Se besaron como hubieran querido hacerlo en el aparcamiento del hospital. Sus labios se separaron, sus miradas quedaron clavadas en el otro, aun así fracasaron en el intento de compartir la profundidad de las emociones que los embargaban.
Michael la besó en la mejilla, sorbió sus lágrimas, y después en la boca, esta vez con mayor suavidad.
– Casémonos lo antes posible.
Bess sonrió.
– Está bien. Como tú digas.
– Hoy mismo comunicaremos la noticia a los chicos, y también a Stella -agregó Michael-. Será la segunda mujer más feliz de Estados Unidos.
Bess no dejaba de sonreír.
– La tercera, tal vez…, después de Lisa y de mí.
– De acuerdo, la tercera.
– Estoy tan rendida que no puedo tenerme en pie.
– Entonces ¿por qué no vamos a la cama?
– ¿Para hacer qué? ¿Acaso quieres que Randy nos sorprenda otra vez? Debe de estar a punto de llegar.
Michael le acarició los senos y trató de convencerla.
– Dormirás mucho mejor después… Siempre te ocurre.
– Hoy no me costará conciliar el sueño.
– Mujer cruel…
Bess se apartó y le sonrió con ternura.
– Michael, tendremos mucho tiempo para eso. Lo cierto es que estoy muy cansada y no quiero contrariar más a Randy. Actuemos con sensatez.
Michael la aferró de las manos y dio un paso atrás.
– De acuerdo, me iré a mi casa como un chico bueno. ¿Te veré más tarde en el hospital?
– Pensaba ir alrededor de las dos.
– Está bien. ¿Me acompañas al coche?
Bess sonrió, y cogidos de la mano salieron al jardín, donde el amanecer teñía el cielo de tonos púrpuras y dorados y una brisa suave movía las hojas de los arces. Las hortensias frente al garaje exhibían enormes flores blancas y la fragancia del verano se elevaba desde la tierra caliente.
Michael subió a su automóvil, cerró la portezuela y bajó la ventanilla.

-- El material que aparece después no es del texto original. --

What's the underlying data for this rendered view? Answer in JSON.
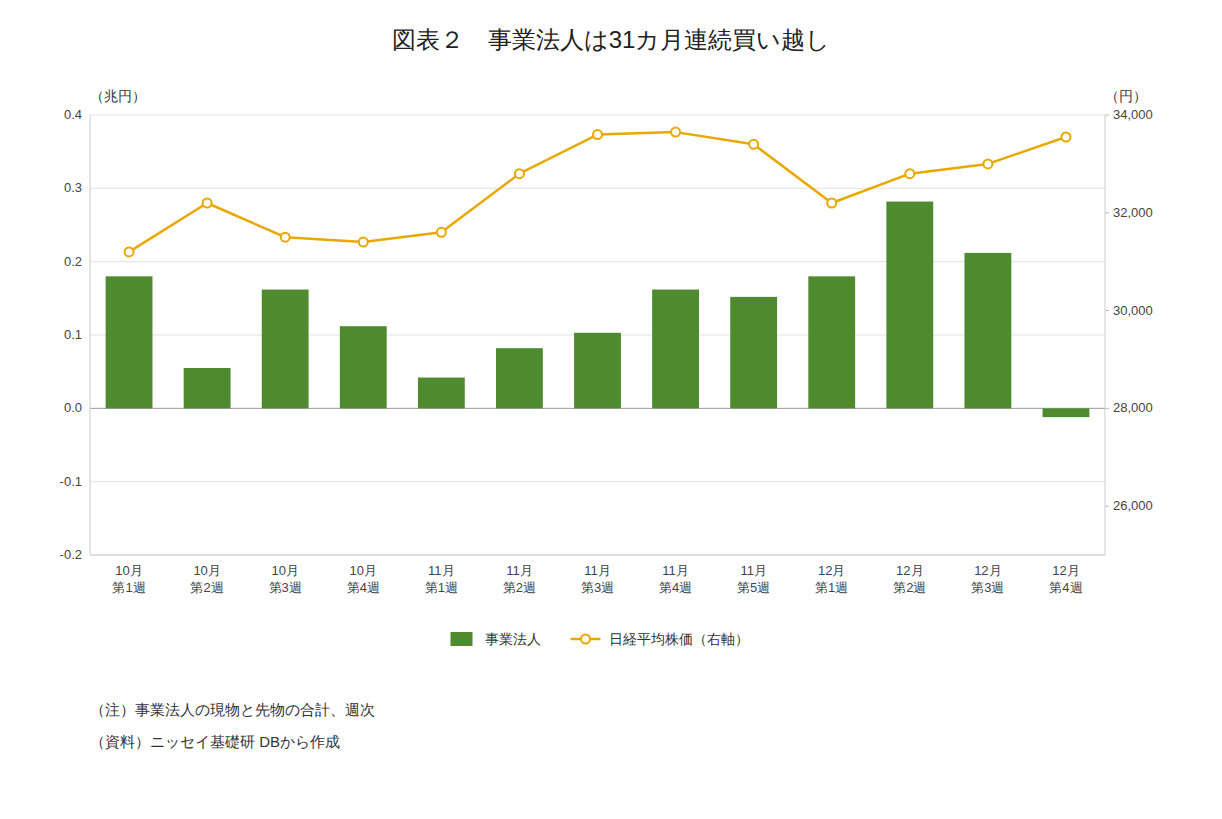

Bess asomó la cabeza y lo besó.
– Te amo, Michael.
– Yo también te amo y estoy seguro de que esta vez, todo saldrá bien.
– Yo también estoy convencida.
Michael arrancó el motor sin dejar de mirarla a los ojos.
– Es terrible ser madura y tener que tomar decisiones sensatas -afirmó Bess-. Daría cualquier cosa por arrastrarte hasta nuestro dormitorio y hacer el amor.
Michael solió una carcajada.
– Nos tomaremos la revancha. Espera y verás.
Bess retrocedió unos pasos, se cruzó de brazos y observó cómo el vehículo se alejaba por el sendero.
Capítulo 18
La banda terminó de tocar treinta minutos después de la medianoche. Tardaron una hora en cargar los instrumentos y cinco más en regresar desde Bemidji. Randy llegó a casa a las siete y encontró a su madre dormida y una nota sobre su cama.
Lisa ha tenido una niña, Natalie, a las cinco de esta mañana. Las dos están bien. No voy a ir al negocio, pero espero verte más tarde en el hospital. Besos, mamá.
Sin embargo, Randy no podría ir esa tarde al hospital. Dormía cuando su madre se marchó. Se levantó a las doce y cuarto a fin de prepararse para el festival de jazz de esa tarde, que empezaba a las dos en White Bear Lake.